How much corn crop residue, or stover, can be removed for biofuels without harming soil? An Agricultural Research Service (ARS) study of a 10-mile circle around the University of Minnesota’s Morris campus offers some clues.
Dave Archer, an agricultural scientist at the ARS Northern Great Plains Research Laboratory in Mandan, N.D., chose that circle area because of the university’s plans to heat its buildings with gas released by a controlled burning of corn stover — a process called gasification.
Using the ARS Environmental Policy Integrated Climate (EPIC) model, Archer found that if farmers in that area harvested 40% of the stover, this would increase soil erosion by only 0.25 tons an acre per year. Erosion levels could be minimized by harvesting stover from areas less susceptible to erosion, by removing stover at lower rates and by using conservation tillage, diverse crop rotations and other conservation cropping practices.

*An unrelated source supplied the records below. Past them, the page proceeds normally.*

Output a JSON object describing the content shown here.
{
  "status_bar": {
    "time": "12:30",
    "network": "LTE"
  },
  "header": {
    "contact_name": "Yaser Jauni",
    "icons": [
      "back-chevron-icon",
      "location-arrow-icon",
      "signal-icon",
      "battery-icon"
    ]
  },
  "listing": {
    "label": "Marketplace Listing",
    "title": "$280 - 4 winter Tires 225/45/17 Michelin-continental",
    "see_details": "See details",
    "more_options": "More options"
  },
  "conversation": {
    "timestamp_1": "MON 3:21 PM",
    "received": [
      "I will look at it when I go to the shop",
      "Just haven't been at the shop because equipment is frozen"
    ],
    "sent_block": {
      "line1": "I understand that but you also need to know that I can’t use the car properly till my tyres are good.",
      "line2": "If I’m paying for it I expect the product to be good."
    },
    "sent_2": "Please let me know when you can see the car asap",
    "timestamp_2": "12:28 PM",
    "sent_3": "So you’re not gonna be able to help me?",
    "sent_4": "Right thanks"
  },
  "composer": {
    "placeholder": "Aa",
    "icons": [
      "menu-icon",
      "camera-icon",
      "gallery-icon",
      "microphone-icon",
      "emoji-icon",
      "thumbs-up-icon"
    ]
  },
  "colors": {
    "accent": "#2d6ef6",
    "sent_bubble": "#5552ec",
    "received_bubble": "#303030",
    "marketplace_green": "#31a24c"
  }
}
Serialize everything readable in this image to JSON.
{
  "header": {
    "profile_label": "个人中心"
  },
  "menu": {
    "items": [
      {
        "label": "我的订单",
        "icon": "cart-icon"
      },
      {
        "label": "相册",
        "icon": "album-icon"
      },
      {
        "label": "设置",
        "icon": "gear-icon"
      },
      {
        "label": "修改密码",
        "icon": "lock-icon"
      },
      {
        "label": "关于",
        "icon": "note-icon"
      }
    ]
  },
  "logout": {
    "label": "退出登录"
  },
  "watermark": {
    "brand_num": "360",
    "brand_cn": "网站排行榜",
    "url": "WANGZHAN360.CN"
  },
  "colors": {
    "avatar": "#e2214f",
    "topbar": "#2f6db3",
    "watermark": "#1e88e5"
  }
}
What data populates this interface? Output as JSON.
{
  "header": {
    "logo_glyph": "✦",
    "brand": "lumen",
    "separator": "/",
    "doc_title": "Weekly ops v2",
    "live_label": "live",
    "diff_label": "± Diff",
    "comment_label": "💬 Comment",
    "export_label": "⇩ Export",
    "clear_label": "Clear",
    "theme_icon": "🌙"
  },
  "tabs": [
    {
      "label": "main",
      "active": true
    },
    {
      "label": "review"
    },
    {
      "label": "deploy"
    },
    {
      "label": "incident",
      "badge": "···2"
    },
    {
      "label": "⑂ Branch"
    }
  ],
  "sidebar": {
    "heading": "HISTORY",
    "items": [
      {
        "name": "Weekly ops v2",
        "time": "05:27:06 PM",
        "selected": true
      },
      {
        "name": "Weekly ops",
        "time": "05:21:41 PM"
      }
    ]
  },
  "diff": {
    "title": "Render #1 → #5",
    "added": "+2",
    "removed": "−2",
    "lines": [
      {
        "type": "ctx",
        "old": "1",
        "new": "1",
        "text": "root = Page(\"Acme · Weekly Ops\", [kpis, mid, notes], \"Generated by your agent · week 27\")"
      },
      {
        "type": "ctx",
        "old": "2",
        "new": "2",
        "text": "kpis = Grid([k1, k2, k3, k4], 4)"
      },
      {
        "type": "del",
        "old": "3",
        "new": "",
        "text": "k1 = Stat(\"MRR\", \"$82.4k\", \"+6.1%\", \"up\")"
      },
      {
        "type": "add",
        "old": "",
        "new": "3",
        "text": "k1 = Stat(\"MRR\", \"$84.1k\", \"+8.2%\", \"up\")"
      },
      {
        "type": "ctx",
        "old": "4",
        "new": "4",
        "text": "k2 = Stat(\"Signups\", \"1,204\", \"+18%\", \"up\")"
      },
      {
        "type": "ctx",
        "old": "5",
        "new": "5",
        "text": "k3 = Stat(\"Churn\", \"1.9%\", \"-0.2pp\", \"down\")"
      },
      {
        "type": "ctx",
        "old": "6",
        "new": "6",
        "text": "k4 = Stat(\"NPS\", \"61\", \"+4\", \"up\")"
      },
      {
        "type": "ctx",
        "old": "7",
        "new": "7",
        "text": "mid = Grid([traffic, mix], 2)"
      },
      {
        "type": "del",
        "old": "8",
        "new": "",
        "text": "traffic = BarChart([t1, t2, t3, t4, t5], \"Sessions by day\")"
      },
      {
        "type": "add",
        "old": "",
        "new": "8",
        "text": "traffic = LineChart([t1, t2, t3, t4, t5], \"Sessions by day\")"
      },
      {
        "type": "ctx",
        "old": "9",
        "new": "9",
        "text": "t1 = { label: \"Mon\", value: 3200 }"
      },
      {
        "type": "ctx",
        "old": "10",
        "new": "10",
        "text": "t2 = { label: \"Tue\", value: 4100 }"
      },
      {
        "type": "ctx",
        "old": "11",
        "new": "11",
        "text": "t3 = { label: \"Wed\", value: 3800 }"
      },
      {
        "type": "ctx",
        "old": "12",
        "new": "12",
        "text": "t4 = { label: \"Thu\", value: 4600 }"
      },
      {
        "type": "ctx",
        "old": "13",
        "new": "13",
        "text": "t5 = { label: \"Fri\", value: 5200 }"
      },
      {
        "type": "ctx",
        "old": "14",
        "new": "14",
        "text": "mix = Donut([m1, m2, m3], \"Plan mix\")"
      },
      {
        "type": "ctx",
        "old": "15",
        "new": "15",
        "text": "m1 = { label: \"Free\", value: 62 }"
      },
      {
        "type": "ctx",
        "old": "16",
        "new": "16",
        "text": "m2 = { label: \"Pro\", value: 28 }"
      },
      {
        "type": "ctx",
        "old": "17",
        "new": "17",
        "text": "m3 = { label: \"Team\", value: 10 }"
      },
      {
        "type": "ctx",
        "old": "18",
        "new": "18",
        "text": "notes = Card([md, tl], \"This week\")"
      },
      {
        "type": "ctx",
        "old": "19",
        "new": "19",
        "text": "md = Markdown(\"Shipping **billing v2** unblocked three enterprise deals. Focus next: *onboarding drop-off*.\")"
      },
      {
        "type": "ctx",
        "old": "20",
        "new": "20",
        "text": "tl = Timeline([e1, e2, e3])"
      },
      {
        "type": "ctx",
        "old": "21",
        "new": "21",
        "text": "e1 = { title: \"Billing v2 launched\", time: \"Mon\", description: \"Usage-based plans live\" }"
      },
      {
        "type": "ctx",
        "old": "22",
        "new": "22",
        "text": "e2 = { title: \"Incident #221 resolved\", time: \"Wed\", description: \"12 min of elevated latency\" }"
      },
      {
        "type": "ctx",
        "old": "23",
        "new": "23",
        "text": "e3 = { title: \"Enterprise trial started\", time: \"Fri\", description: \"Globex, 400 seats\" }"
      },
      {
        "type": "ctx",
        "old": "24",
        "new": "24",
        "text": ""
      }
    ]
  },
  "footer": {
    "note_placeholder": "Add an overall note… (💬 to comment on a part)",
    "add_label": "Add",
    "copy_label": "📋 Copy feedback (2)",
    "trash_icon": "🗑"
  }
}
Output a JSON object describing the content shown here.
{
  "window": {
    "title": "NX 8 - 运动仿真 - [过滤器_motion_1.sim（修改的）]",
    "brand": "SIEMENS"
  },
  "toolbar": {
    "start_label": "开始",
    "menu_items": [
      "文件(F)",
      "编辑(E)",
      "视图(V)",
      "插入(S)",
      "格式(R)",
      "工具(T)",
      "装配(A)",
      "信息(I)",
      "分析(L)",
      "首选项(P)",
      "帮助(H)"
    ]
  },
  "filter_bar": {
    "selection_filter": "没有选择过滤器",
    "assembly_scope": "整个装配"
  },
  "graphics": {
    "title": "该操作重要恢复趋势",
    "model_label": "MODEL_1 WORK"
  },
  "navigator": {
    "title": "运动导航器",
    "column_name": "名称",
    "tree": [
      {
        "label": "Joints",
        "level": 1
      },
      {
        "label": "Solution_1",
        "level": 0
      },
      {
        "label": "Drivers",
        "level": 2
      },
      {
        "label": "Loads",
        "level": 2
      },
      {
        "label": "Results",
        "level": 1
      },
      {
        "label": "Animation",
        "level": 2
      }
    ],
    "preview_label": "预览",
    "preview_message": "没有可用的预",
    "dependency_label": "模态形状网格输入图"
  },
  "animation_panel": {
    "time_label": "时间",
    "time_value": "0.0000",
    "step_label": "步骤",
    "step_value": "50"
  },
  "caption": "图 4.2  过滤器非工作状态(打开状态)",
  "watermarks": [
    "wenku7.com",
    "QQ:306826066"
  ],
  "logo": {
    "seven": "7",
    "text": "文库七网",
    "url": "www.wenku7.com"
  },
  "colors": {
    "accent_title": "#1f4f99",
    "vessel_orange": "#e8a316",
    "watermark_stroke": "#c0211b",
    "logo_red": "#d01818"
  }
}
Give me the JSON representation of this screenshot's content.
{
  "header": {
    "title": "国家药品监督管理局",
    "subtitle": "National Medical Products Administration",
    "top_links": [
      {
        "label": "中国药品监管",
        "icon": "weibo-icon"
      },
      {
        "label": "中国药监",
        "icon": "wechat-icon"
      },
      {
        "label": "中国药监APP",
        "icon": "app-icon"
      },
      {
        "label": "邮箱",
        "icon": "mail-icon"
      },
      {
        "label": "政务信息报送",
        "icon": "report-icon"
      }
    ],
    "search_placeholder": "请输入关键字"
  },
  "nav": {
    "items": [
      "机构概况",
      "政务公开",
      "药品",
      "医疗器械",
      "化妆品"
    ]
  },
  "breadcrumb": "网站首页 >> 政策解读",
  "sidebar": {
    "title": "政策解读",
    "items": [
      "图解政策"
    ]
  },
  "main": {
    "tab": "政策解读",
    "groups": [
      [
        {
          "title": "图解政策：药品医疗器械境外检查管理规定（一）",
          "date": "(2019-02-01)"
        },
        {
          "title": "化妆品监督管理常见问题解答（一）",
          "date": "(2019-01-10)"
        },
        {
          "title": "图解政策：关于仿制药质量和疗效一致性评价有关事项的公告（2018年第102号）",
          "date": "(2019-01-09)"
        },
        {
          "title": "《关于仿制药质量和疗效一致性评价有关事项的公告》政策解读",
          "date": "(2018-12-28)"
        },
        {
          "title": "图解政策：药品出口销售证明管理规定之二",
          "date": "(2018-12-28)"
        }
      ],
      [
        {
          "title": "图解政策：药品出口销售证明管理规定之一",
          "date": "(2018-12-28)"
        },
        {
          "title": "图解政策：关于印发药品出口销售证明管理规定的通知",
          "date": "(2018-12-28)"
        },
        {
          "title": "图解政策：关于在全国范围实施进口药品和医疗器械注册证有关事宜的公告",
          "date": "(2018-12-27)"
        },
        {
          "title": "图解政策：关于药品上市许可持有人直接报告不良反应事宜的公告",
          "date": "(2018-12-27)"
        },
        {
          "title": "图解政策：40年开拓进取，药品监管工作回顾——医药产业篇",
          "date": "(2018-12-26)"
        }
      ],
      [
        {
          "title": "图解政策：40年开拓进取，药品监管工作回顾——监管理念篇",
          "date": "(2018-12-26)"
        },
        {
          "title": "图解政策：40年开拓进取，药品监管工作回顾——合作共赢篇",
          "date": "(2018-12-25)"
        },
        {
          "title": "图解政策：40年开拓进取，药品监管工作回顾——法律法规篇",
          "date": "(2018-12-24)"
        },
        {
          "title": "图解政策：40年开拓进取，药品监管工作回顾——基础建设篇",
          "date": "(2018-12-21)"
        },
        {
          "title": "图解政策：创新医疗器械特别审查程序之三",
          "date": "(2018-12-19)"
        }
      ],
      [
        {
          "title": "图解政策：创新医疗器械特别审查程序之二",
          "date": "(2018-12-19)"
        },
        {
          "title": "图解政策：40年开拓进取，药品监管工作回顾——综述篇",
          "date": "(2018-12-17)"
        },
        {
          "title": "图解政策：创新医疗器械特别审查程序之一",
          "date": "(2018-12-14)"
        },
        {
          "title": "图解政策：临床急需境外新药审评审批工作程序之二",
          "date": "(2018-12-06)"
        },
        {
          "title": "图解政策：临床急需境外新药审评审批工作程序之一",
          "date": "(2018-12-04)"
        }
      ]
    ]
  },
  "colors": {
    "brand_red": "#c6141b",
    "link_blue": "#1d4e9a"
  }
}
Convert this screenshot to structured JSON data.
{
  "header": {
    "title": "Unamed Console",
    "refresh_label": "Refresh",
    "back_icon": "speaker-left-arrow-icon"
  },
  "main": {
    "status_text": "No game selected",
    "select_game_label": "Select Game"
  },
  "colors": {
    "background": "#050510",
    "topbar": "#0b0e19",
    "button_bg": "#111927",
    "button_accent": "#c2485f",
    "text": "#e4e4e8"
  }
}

Archer used EPIC to estimate costs, including the expense of replacing nutrients lost from the stover removal.
The Morris study is part of the ARS Renewable Energy Assessment Project (REAP). ARS has scientists in 10 states involved in the project.
Also participating in REAP is Archer’s colleague, Jane Johnson, an ARS soil scientist at Morris. Johnson and colleagues at Morris are studying whether returning the coproducts of gasification to the soil can replace lost carbon and nutrients and help prevent erosion. If so, then additional stover could be harvested from soils treated with coproducts.